When Ron was recruited to build a nationally coordinated approach to cave management in 1996, he was already a recognized expert and worldwide leader in the cave management, particularly cave preservation and public access. He was keen to advance both but tended to favor cave protection in order to keep caving resources and experiences in national parks fresh for each generation.
Many cave features are incredibly intricate and fragile, often the product of thousands of years of delicate processes, and are vulnerable to disturbance. Access to these caves can bring vast changes to subtle and isolated cave ecosystems. As an example of early leadership, Ron led the attempt to remove the popular 700 seat cafeteria at a 750 foot depth in Carlsbad cave because of its impact on the cave’s ecology. He also coordinated the NPS role in the initial exploration of the newly discovered Lechuguilla Cave, one of staggering beauty and complexity.

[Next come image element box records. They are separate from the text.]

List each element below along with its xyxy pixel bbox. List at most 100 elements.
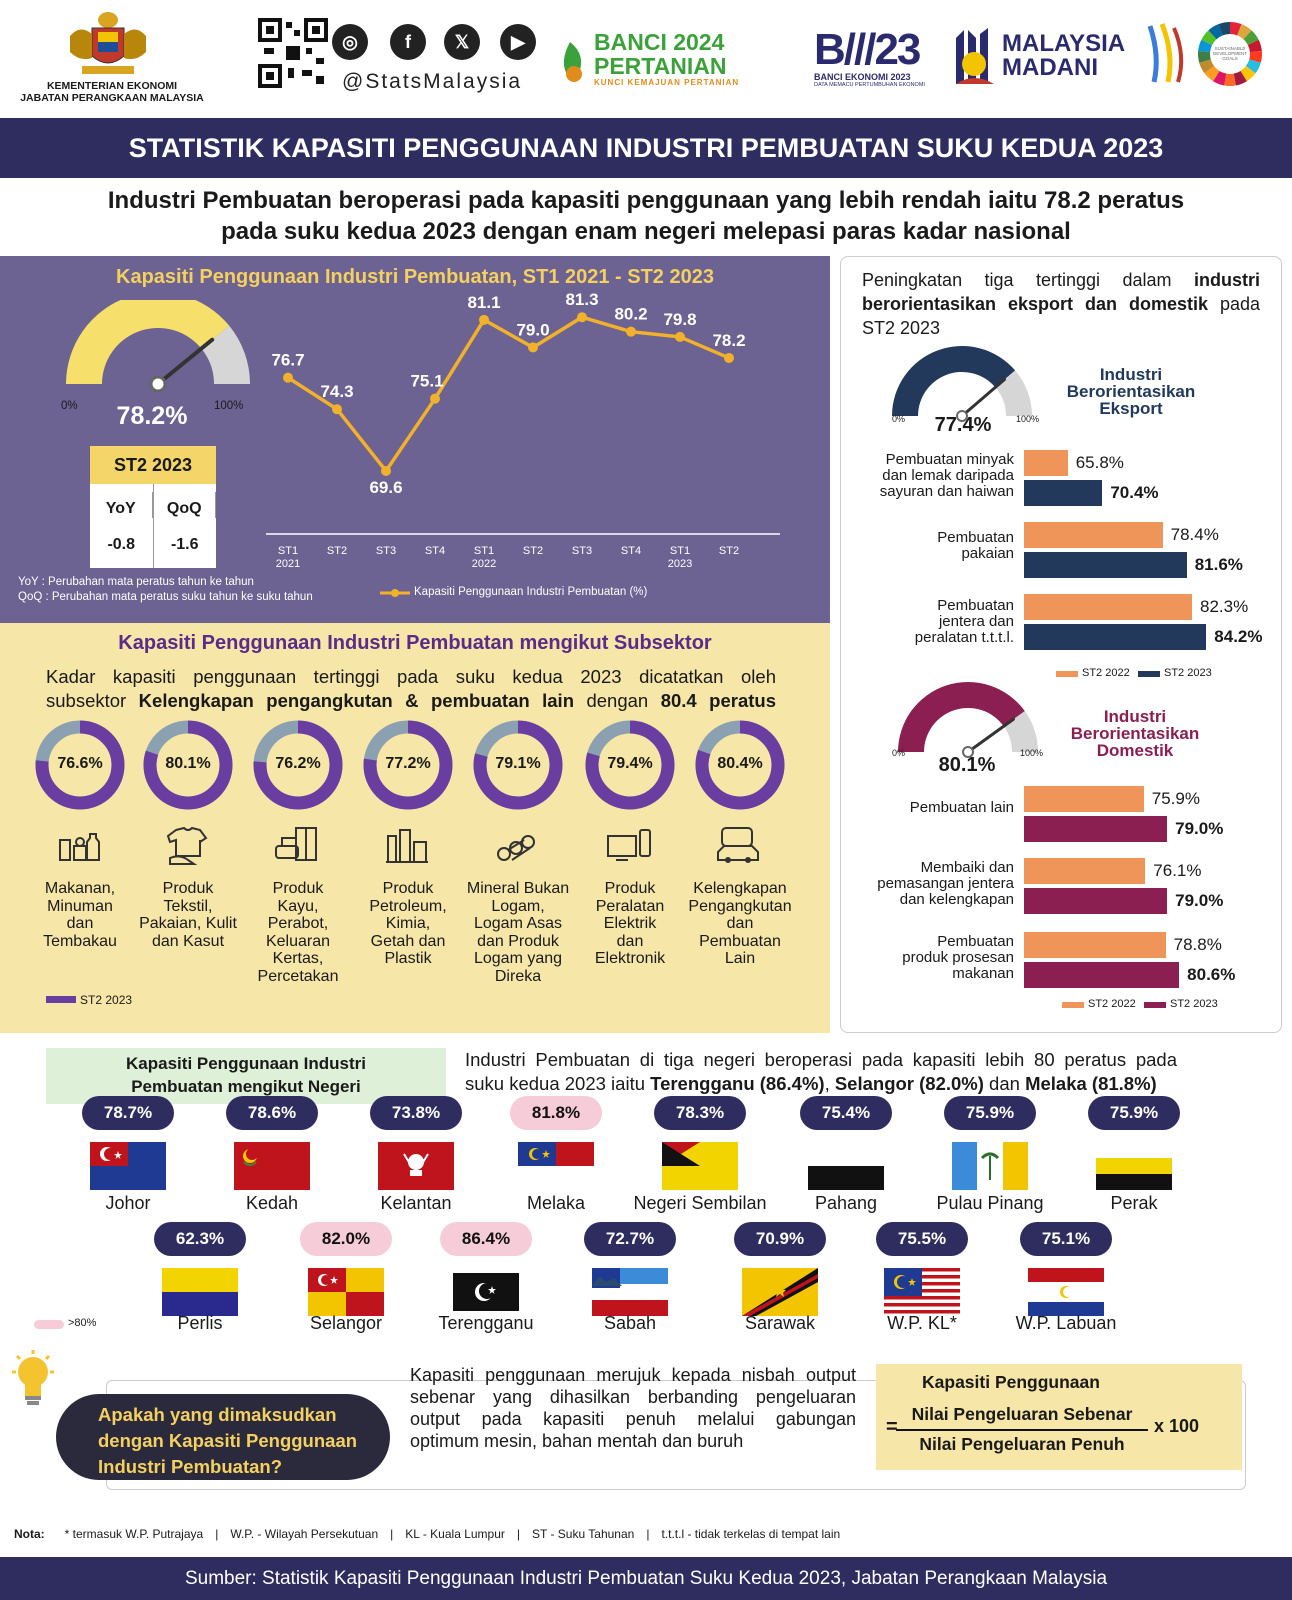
gauge-hub — [149, 375, 167, 393]
facebook-icon[interactable]: f — [390, 24, 426, 60]
orientation-description: Peningkatan tiga tertinggi dalam industr… — [862, 268, 1260, 340]
bar-category-label: Pembuatan lain — [856, 800, 1014, 816]
bar-category-line: Pembuatan — [937, 597, 1014, 614]
orient-desc-bold: industri — [1194, 270, 1260, 290]
export-legend-2023: ST2 2023 — [1164, 667, 1212, 679]
state-value-pill: 78.7% — [82, 1096, 174, 1130]
x-icon[interactable]: 𝕏 — [444, 24, 480, 60]
coat-of-arms-logo — [70, 12, 146, 74]
sdg-segment — [1249, 51, 1262, 63]
subsector-value: 79.4% — [607, 755, 653, 772]
state-name: Sarawak — [744, 1313, 816, 1333]
state-name: Perak — [1110, 1193, 1158, 1213]
instagram-icon[interactable]: ◎ — [332, 24, 368, 60]
trend-value-label: 81.3 — [565, 290, 598, 309]
sdg-wheel-logo: SUSTAINABLE DEVELOPMENT GOALS — [1198, 22, 1262, 86]
org-line-1: KEMENTERIAN EKONOMI — [46, 80, 178, 92]
states-desc-part: , — [824, 1073, 835, 1094]
state-name: Pulau Pinang — [936, 1193, 1044, 1213]
state-name: Perlis — [177, 1313, 223, 1333]
gauge-min-label: 0% — [61, 400, 78, 412]
states-legend-swatch — [34, 1320, 64, 1329]
bar-2022 — [1024, 522, 1163, 548]
state-flag — [308, 1268, 384, 1316]
notes: Nota: * termasuk W.P. Putrajaya | W.P. - … — [14, 1527, 1284, 1541]
trend-point — [332, 404, 342, 415]
subsector-value: 76.6% — [57, 755, 103, 772]
states-title-line1: Kapasiti Penggunaan Industri — [126, 1054, 366, 1073]
orient-desc-bold: berorientasikan eksport dan domestik — [862, 294, 1208, 314]
export-legend-2022: ST2 2022 — [1082, 667, 1130, 679]
st2-summary-box: ST2 2023 YoY -0.8 QoQ -1.6 — [90, 446, 216, 568]
state-value-pill: 78.3% — [654, 1096, 746, 1130]
definition-line: output pada kapasiti penuh melalui gabun… — [410, 1409, 856, 1429]
gauge-rest — [995, 370, 1032, 416]
qoq-label: QoQ — [154, 492, 216, 518]
refinery-icon — [386, 829, 428, 863]
donut-fill — [363, 720, 453, 810]
bar-category-label: Pembuatan produk prosesan makanan — [856, 934, 1014, 982]
definition-question: Apakah yang dimaksudkan dengan Kapasiti … — [56, 1394, 390, 1480]
state-value-pill: 82.0% — [300, 1222, 392, 1256]
sdg-segment — [1240, 66, 1256, 82]
vehicle-icon — [717, 827, 759, 863]
sdg-segment — [1199, 59, 1215, 74]
sdg-segment — [1233, 71, 1247, 86]
subsector-label-line: Elektrik — [603, 915, 657, 932]
subsector-label-line: Makanan, — [44, 880, 116, 897]
trend-point — [528, 342, 538, 353]
state-name: Kelantan — [380, 1193, 452, 1213]
source-footer: Sumber: Statistik Kapasiti Penggunaan In… — [0, 1557, 1292, 1600]
subsector-label-line: Logam, — [491, 897, 545, 915]
note-item: ST - Suku Tahunan — [532, 1527, 635, 1541]
subsector-value: 77.2% — [385, 755, 431, 772]
social-handle: @StatsMalaysia — [342, 70, 523, 93]
states-desc-part: suku kedua 2023 iaitu — [465, 1073, 651, 1094]
subsector-legend-label: ST2 2023 — [80, 993, 133, 1007]
subsector-label-line: Keluaran — [265, 932, 331, 950]
trend-series-line — [287, 315, 730, 474]
formula-title: Kapasiti Penggunaan — [922, 1372, 1100, 1392]
state-flag — [1096, 1142, 1172, 1190]
subsector-label-line: Petroleum, — [369, 897, 447, 915]
domestic-legend-2023-swatch — [1144, 1002, 1166, 1008]
definition-line: optimum mesin, bahan mentah dan buruh — [410, 1431, 744, 1451]
shirt-icon — [166, 826, 208, 865]
bar-value-2023: 80.6% — [1187, 965, 1236, 984]
domestic-gauge-min: 0% — [892, 748, 906, 758]
domestic-title-line: Industri — [1103, 707, 1167, 726]
madani-emblem-icon — [956, 28, 994, 84]
subsector-donut — [253, 720, 343, 810]
sdg-segment — [1201, 30, 1217, 46]
subsector-desc-line1: Kadar kapasiti penggunaan tertinggi pada… — [46, 666, 776, 687]
domestic-legend-2023: ST2 2023 — [1170, 998, 1218, 1010]
notes-label: Nota: — [14, 1527, 45, 1541]
state-name: Pahang — [814, 1193, 878, 1213]
qr-code[interactable] — [258, 18, 328, 88]
subsector-label-line: Produk — [162, 880, 214, 897]
export-title-line: Berorientasikan — [1066, 382, 1196, 401]
yoy-value: -0.8 — [107, 536, 136, 553]
subsector-donut — [143, 720, 233, 810]
subsector-label-line: Kayu, — [277, 897, 319, 915]
bar-2022 — [1024, 450, 1068, 476]
x-tick-label: ST3 — [572, 545, 592, 557]
overall-gauge — [66, 300, 250, 393]
sdg-segment — [1245, 59, 1261, 74]
subsector-label-line: Produk — [382, 880, 434, 897]
bar-value-2022: 82.3% — [1199, 597, 1249, 616]
bar-category-line: produk prosesan — [902, 949, 1014, 966]
export-title-line: Eksport — [1099, 399, 1163, 418]
x-tick-year: 2023 — [668, 558, 692, 570]
question-line: dengan Kapasiti Penggunaan — [98, 1430, 358, 1451]
banci-line1: BANCI 2024 — [594, 29, 725, 55]
state-value-pill: 75.9% — [1088, 1096, 1180, 1130]
bar-2023 — [1024, 962, 1180, 988]
subsector-value: 80.1% — [165, 755, 211, 772]
organization-name: KEMENTERIAN EKONOMI JABATAN PERANGKAAN M… — [12, 80, 212, 104]
state-value-pill: 75.5% — [876, 1222, 968, 1256]
youtube-icon[interactable]: ▶ — [500, 24, 536, 60]
bar-category-line: sayuran dan haiwan — [879, 483, 1014, 500]
bar-value-2022: 78.8% — [1173, 935, 1222, 954]
domestic-title-line: Berorientasikan — [1070, 724, 1200, 743]
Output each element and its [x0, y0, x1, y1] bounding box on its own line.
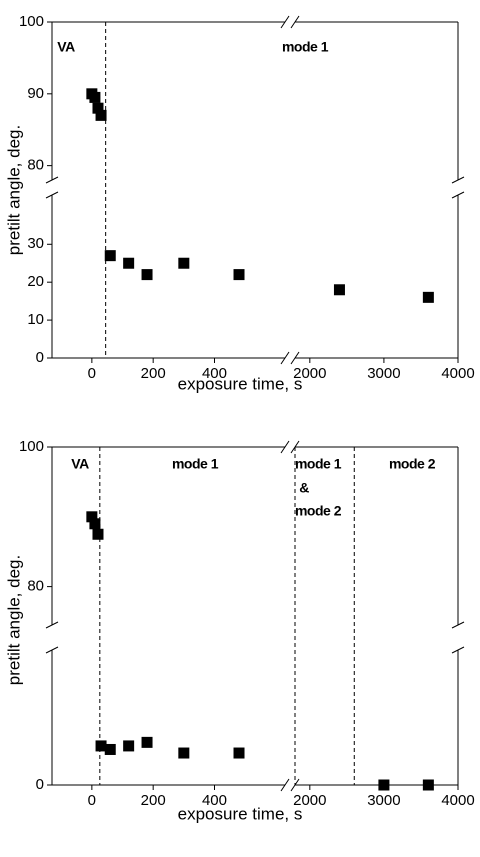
annotation: mode 1	[172, 456, 219, 472]
data-point	[89, 91, 101, 103]
y-tick-label: 90	[27, 85, 44, 102]
annotation: mode 2	[295, 503, 342, 519]
data-point	[89, 518, 101, 530]
data-point	[178, 747, 190, 759]
y-tick-label: 100	[19, 438, 44, 455]
y-axis-title: pretilt angle, deg.	[4, 125, 23, 255]
y-tick-label: 100	[19, 13, 44, 30]
data-point	[233, 747, 245, 759]
data-point	[104, 250, 116, 262]
axis-break	[451, 621, 465, 629]
axis-break	[45, 176, 59, 184]
annotation: VA	[57, 39, 75, 55]
x-axis-title: exposure time, s	[178, 374, 303, 393]
data-point	[333, 284, 345, 296]
axis-break	[280, 440, 290, 454]
x-tick-label: 3000	[367, 365, 400, 382]
data-point	[95, 740, 107, 752]
y-tick-label: 0	[36, 776, 44, 793]
y-tick-label: 10	[27, 311, 44, 328]
x-tick-label: 400	[202, 365, 227, 382]
axis-break	[45, 646, 59, 654]
x-tick-label: 0	[88, 365, 96, 382]
axis-break	[280, 15, 290, 29]
data-point	[104, 743, 116, 755]
axis-break	[451, 646, 465, 654]
annotation: &	[299, 480, 309, 496]
annotation: mode 1	[282, 39, 329, 55]
data-point	[141, 736, 153, 748]
x-axis-title: exposure time, s	[178, 804, 303, 823]
x-tick-label: 200	[141, 792, 166, 809]
annotation: mode 1	[295, 456, 342, 472]
axis-break	[451, 176, 465, 184]
data-point	[178, 257, 190, 269]
axis-break	[451, 191, 465, 199]
x-tick-label: 200	[141, 365, 166, 382]
data-point	[422, 779, 434, 791]
data-point	[141, 269, 153, 281]
x-tick-label: 4000	[441, 365, 474, 382]
axis-break	[290, 351, 300, 365]
annotation: VA	[71, 456, 89, 472]
y-tick-label: 0	[36, 349, 44, 366]
axis-break	[280, 351, 290, 365]
axis-break	[45, 621, 59, 629]
y-tick-label: 30	[27, 235, 44, 252]
data-point	[92, 528, 104, 540]
axis-break	[45, 191, 59, 199]
x-tick-label: 3000	[367, 792, 400, 809]
data-point	[92, 102, 104, 114]
y-axis-title: pretilt angle, deg.	[4, 555, 23, 685]
data-point	[233, 269, 245, 281]
y-tick-label: 20	[27, 273, 44, 290]
data-point	[86, 511, 98, 523]
data-point	[123, 257, 135, 269]
axis-break	[290, 15, 300, 29]
y-tick-label: 80	[27, 578, 44, 595]
x-tick-label: 0	[88, 792, 96, 809]
annotation: mode 2	[389, 456, 436, 472]
data-point	[378, 779, 390, 791]
data-point	[95, 109, 107, 121]
x-tick-label: 2000	[293, 792, 326, 809]
x-tick-label: 4000	[441, 792, 474, 809]
data-point	[422, 291, 434, 303]
x-tick-label: 400	[202, 792, 227, 809]
axis-break	[280, 778, 290, 792]
data-point	[123, 740, 135, 752]
x-tick-label: 2000	[293, 365, 326, 382]
y-tick-label: 80	[27, 157, 44, 174]
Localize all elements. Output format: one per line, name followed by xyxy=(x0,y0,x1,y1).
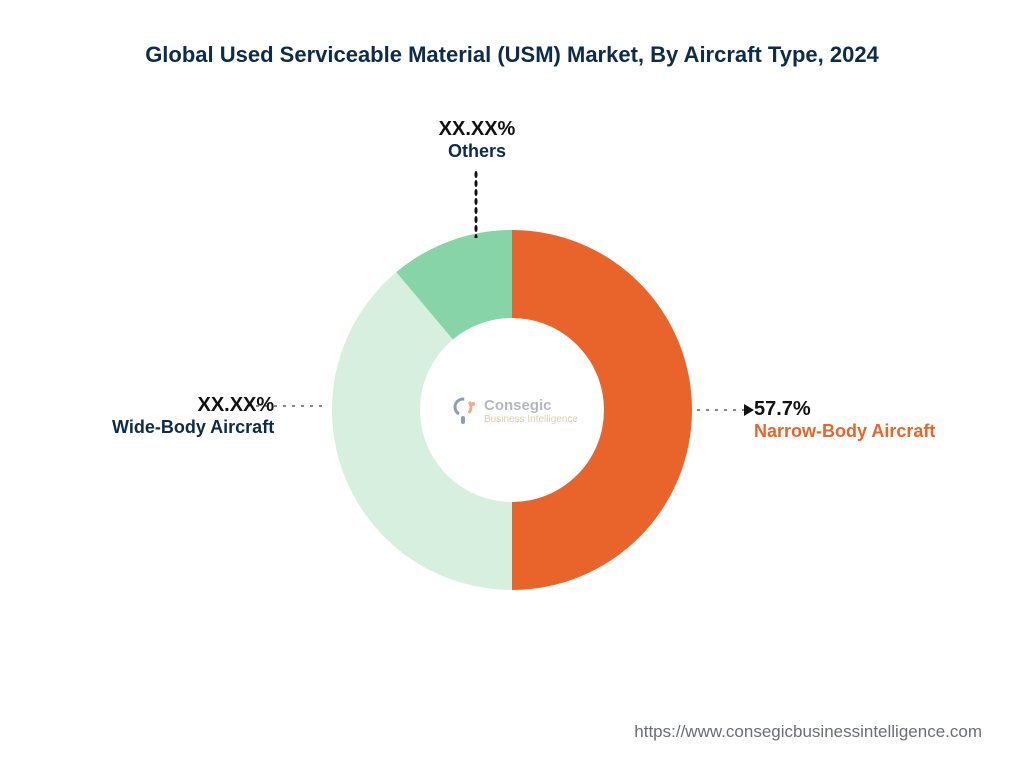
others-label: Others xyxy=(412,141,542,162)
logo-text: Consegic Business Intelligence xyxy=(484,397,578,425)
narrow-body-percent: 57.7% xyxy=(754,398,935,421)
footer-source-url: https://www.consegicbusinessintelligence… xyxy=(634,722,982,742)
arrow-right-icon xyxy=(744,404,754,416)
logo-brand-line1: Consegic xyxy=(484,397,578,414)
center-watermark-logo: Consegic Business Intelligence xyxy=(450,396,578,426)
others-percent: XX.XX% xyxy=(412,118,542,141)
chart-title: Global Used Serviceable Material (USM) M… xyxy=(0,42,1024,68)
leader-dots-right xyxy=(694,408,746,412)
callout-wide-body: XX.XX% Wide-Body Aircraft xyxy=(112,394,274,438)
logo-brand-line2: Business Intelligence xyxy=(484,414,578,425)
leader-dots-top xyxy=(474,170,478,238)
logo-mark-icon xyxy=(450,396,476,426)
callout-others: XX.XX% Others xyxy=(412,118,542,162)
narrow-body-label: Narrow-Body Aircraft xyxy=(754,421,935,442)
leader-dots-left xyxy=(244,404,322,408)
wide-body-label: Wide-Body Aircraft xyxy=(112,417,274,438)
callout-narrow-body: 57.7% Narrow-Body Aircraft xyxy=(754,398,935,442)
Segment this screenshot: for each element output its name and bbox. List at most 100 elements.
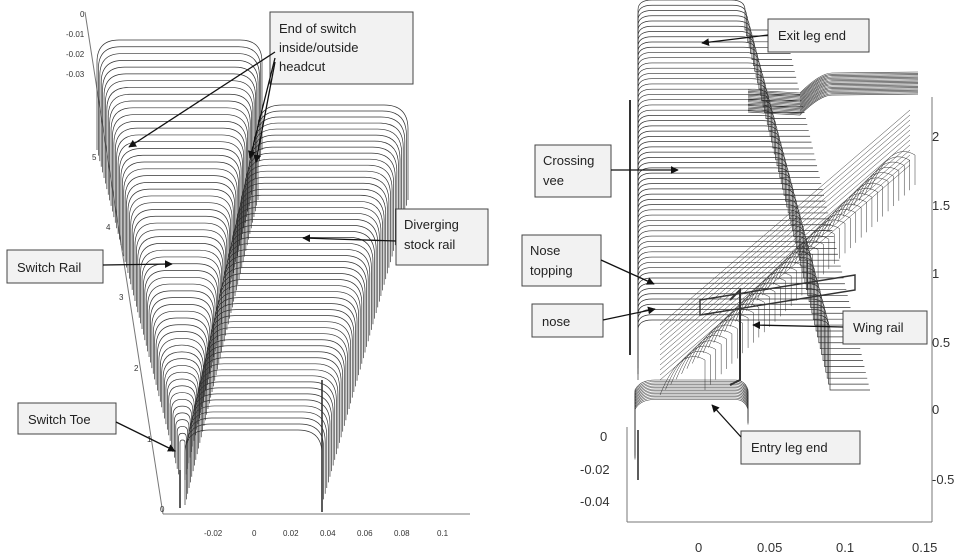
switch-rail-profile: [98, 46, 262, 156]
exit-leg-profile: [747, 92, 919, 115]
switch-rail-profile: [164, 365, 200, 419]
crossing-profile: [637, 46, 798, 84]
annotation-nose-topping: Nose topping: [521, 234, 655, 287]
label-box: [269, 11, 414, 85]
switch-rail-profile: [107, 93, 252, 195]
label-text: headcut: [279, 59, 326, 74]
crossing-profile: [637, 125, 819, 172]
crossing-profile: [637, 167, 830, 220]
label-text: Exit leg end: [778, 28, 846, 43]
arrow: [602, 306, 656, 321]
annotation-nose: nose: [531, 303, 656, 338]
right-x-tick: 0.15: [912, 540, 937, 555]
left-y-tick: 2: [134, 364, 139, 373]
switch-rail-profile: [114, 127, 246, 223]
label-text: stock rail: [404, 237, 455, 252]
right-y-tick-labels: 2 1.5 1 0.5 0 -0.5: [932, 129, 954, 487]
switch-rail-profile: [172, 405, 192, 453]
stock-rail-profile: [188, 411, 328, 489]
crossing-profile: [637, 10, 788, 43]
left-y-tick: 3: [119, 293, 124, 302]
exit-leg-profile: [747, 74, 919, 96]
entry-leg-profile: [634, 397, 749, 458]
exit-leg-profile: [747, 82, 919, 104]
left-y-tick-labels: 0 1 2 3 4 5: [92, 153, 165, 514]
switch-rail-profile: [155, 324, 208, 385]
switch-rail-profile: [131, 209, 230, 290]
right-y-tick: -0.5: [932, 472, 954, 487]
switch-rail-profile: [166, 378, 198, 430]
switch-rail-profile: [159, 344, 204, 402]
left-panel: -0.02 0 0.02 0.04 0.06 0.08 0.1 0 1 2 3 …: [6, 10, 489, 538]
switch-rail-profile: [96, 39, 263, 150]
switch-rail-profile: [103, 73, 256, 178]
switch-rail-profile: [157, 331, 207, 391]
stock-rail-profile: [252, 128, 402, 223]
right-axes: [626, 97, 933, 523]
stock-rail-profile: [256, 110, 407, 206]
entry-leg-profile: [634, 385, 749, 446]
crossing-profile: [637, 183, 834, 237]
left-x-tick: 0: [252, 529, 257, 538]
stock-rail-profile: [242, 170, 391, 263]
left-z-tick-labels: 0 -0.01 -0.02 -0.03: [66, 10, 85, 79]
left-x-tick: 0.04: [320, 529, 336, 538]
switch-rail-profile: [136, 229, 226, 307]
wing-rail-mesh: [659, 154, 911, 371]
entry-leg-profile: [634, 390, 749, 451]
crossing-profile: [637, 52, 799, 90]
switch-rail-profile: [176, 426, 188, 469]
entry-leg-profile: [634, 384, 749, 445]
left-y-tick: 0: [160, 505, 165, 514]
crossing-profile: [637, 83, 808, 125]
switch-rail-profile: [141, 256, 221, 329]
arrow: [128, 51, 276, 148]
exit-leg-profile: [747, 84, 919, 107]
switch-rail-profile: [119, 148, 242, 240]
crossing-profile: [637, 36, 795, 72]
crossing-profile: [637, 88, 809, 131]
label-text: Diverging: [404, 217, 459, 232]
stock-rail-profile: [254, 116, 406, 212]
label-text: Wing rail: [853, 320, 904, 335]
left-x-tick-labels: -0.02 0 0.02 0.04 0.06 0.08 0.1: [204, 529, 449, 538]
crossing-profile: [637, 225, 845, 285]
crossing-profile: [637, 157, 827, 208]
stock-rail-profile: [249, 140, 399, 234]
wing-rail-mesh: [659, 114, 911, 331]
exit-leg-profile: [747, 71, 919, 94]
right-x-tick: 0.1: [836, 540, 854, 555]
crossing-profile: [637, 115, 816, 161]
stock-rail-profile: [184, 429, 323, 505]
switch-rail-profile: [127, 188, 234, 274]
switch-rail-profile: [171, 398, 194, 447]
switch-rail-profile: [152, 310, 211, 374]
stock-rail-profile: [233, 212, 380, 302]
label-text: Switch Rail: [17, 260, 81, 275]
right-panel: 0 0.05 0.1 0.15 2 1.5 1 0.5 0 -0.5 0 -0.…: [521, 0, 954, 555]
switch-rail-profile: [130, 202, 232, 285]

While leading the NPS national cave program, Ron built a partner-friendly national program to match the scope of NPS caves. Drawing upon in-house park expertise, he also developed and expanded key relationships with the caving community. The NPS had long benefited from the activities of caving organizations that provide mapping and research expertise, and Ron was a respected liaison to both the caving community and to their national organizations.
While working at Carlsbad Caverns and then at the national level, Ron continued to work closely with City of Carlsbad, Senator Jeff Bingaman’s office (NM) and other national and state representatives, to pursue legislative authorization and funding for establishing the National Cave and Karst Research Institute (NCKRI). Ron was a key player in the NPS 1994 Report to Congress on the significance of cave/karst resources. Largely due to the persistent efforts of Ron and his cohorts, Congress passed the National Cave and Karst Research Institute Act of 1998, which directed the NPS to establish NCKRI in partnership with the State of New Mexico and the City of Carlsbad. The NCKRI was formally established as a non- profit institute in 2006 and Ron served for a time as acting director. The NCKRI is now fully operational and as Ron envisioned many years earlier now serves as a focal point, clearinghouse, and integrator for national and international cave research, information, and exploration.
Since his retirement in 2007 Ron has remained active in the world of caving. He remains an internationally recognized cave expert and his advice has been sought by many nations grappling with how to provide access and protection for their cave resources. He and fellow NPS Carlsbad Cave specialist Dale Pate co-authored On the Desert’s Edge. (2007). An adept spinner of yarns about underground adventures most of us cannot imagine but are frequently true and always technically sound, Ron is a gifted advocate for caves. He is truly one of a kind, and his public service did much to establish the NPS as an authority on the resources it has been given to protect.